Why is $\mathbb{R}/{\sim}$ not first countable at $[0]$, where $x \sim y \Leftrightarrow x = y\text{ or }x,y \in \mathbb{Z}$?

Let $\{U_n:n\in\Bbb N\}$ be a countable family of open nbhds of $[0]$; I’ll find an open nbhd of $[0]$ that does not contain any of them as a subset, thereby showing that they do not form a local base at $[0]$ and hence that $X/\!\!\sim$ is not first countable at $[0]$.

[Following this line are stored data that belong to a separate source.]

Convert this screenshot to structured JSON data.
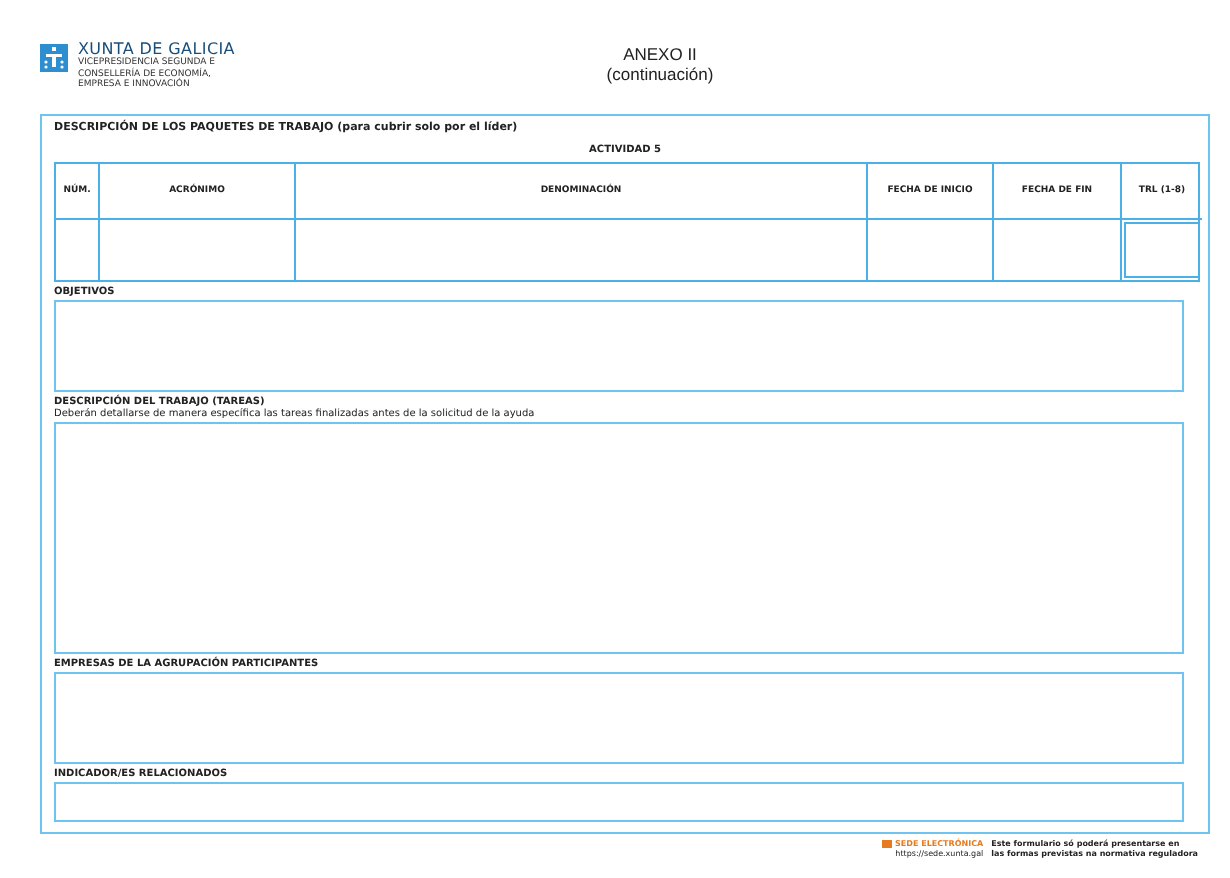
{
  "header": {
    "org_name": "XUNTA DE GALICIA",
    "org_departments": [
      "VICEPRESIDENCIA SEGUNDA E",
      "CONSELLERÍA DE ECONOMÍA,",
      "EMPRESA E INNOVACIÓN"
    ],
    "annex_title": "ANEXO II",
    "annex_subtitle": "(continuación)"
  },
  "form": {
    "title": "DESCRIPCIÓN DE LOS PAQUETES DE TRABAJO (para cubrir solo por el líder)",
    "activity": "ACTIVIDAD 5",
    "table": {
      "columns": [
        "NÚM.",
        "ACRÓNIMO",
        "DENOMINACIÓN",
        "FECHA DE INICIO",
        "FECHA DE FIN",
        "TRL (1-8)"
      ]
    },
    "sections": [
      {
        "label": "OBJETIVOS"
      },
      {
        "label": "DESCRIPCIÓN DEL TRABAJO (TAREAS)",
        "note": "Deberán detallarse de manera específica las tareas finalizadas antes de la solicitud de la ayuda"
      },
      {
        "label": "EMPRESAS DE LA AGRUPACIÓN PARTICIPANTES"
      },
      {
        "label": "INDICADOR/ES RELACIONADOS"
      }
    ]
  },
  "footer": {
    "badge": "SEDE ELECTRÓNICA",
    "url": "https://sede.xunta.gal",
    "notice": [
      "Este formulario só poderá presentarse en",
      "las formas previstas na normativa reguladora"
    ]
  }
}
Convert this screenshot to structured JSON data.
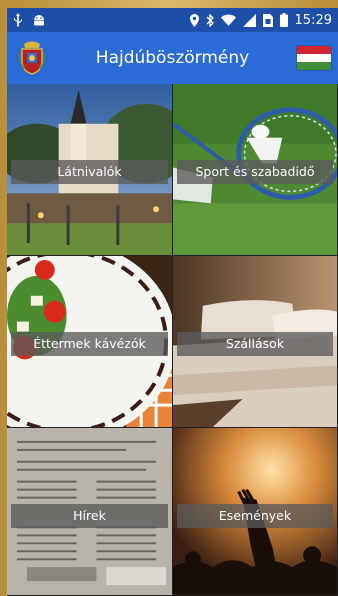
{
  "status": {
    "time": "15:29",
    "colors": {
      "bar": "#1d4fa8"
    }
  },
  "appbar": {
    "title": "Hajdúböszörmény",
    "color": "#2b6bd6",
    "flag_colors": [
      "#d22630",
      "#ffffff",
      "#3f8f3a"
    ]
  },
  "tiles": [
    {
      "label": "Látnivalók"
    },
    {
      "label": "Sport és szabadidő"
    },
    {
      "label": "Éttermek kávézók"
    },
    {
      "label": "Szállások"
    },
    {
      "label": "Hírek"
    },
    {
      "label": "Események"
    }
  ]
}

Let $q$ be the quotient map. For each $n\in\Bbb N$ and $k\in\Bbb Z$ there is an $\epsilon_{n,k}\in(0,1)$ such that

$$U_n\supseteq q\left[\bigcup_{k\in\Bbb Z}(k-\epsilon_{n,k},k+\epsilon_{n,k})\right]\;.$$

For $k\in\Bbb Z$ let $\delta_k=\frac12\epsilon_{k,k}$, and let

$$V=q\left[\bigcup_{k\in\Bbb Z}(k-\delta_k,k+\delta_k)\right]\;;$$

clearly $V$ is an open nbhd of $[0]$, and I claim that $U_n\nsubseteq V$ for each $n\in\Bbb N$. To see this, fix $n\in\Bbb N$; $\delta_n<\epsilon_{n,n}$, so we may choose a real number $x\in(n+\delta_n,n+\epsilon_{n,n})$. But then $q(x)\in U_n\setminus V$, and hence $U_n\nsubseteq V$.

By the way, a simpler version of the same idea is to start with $[0,1)\times\Bbb N$, where $\Bbb N$ has the discrete topology, and identify the set $\{0\}\times\Bbb N$ to a single point.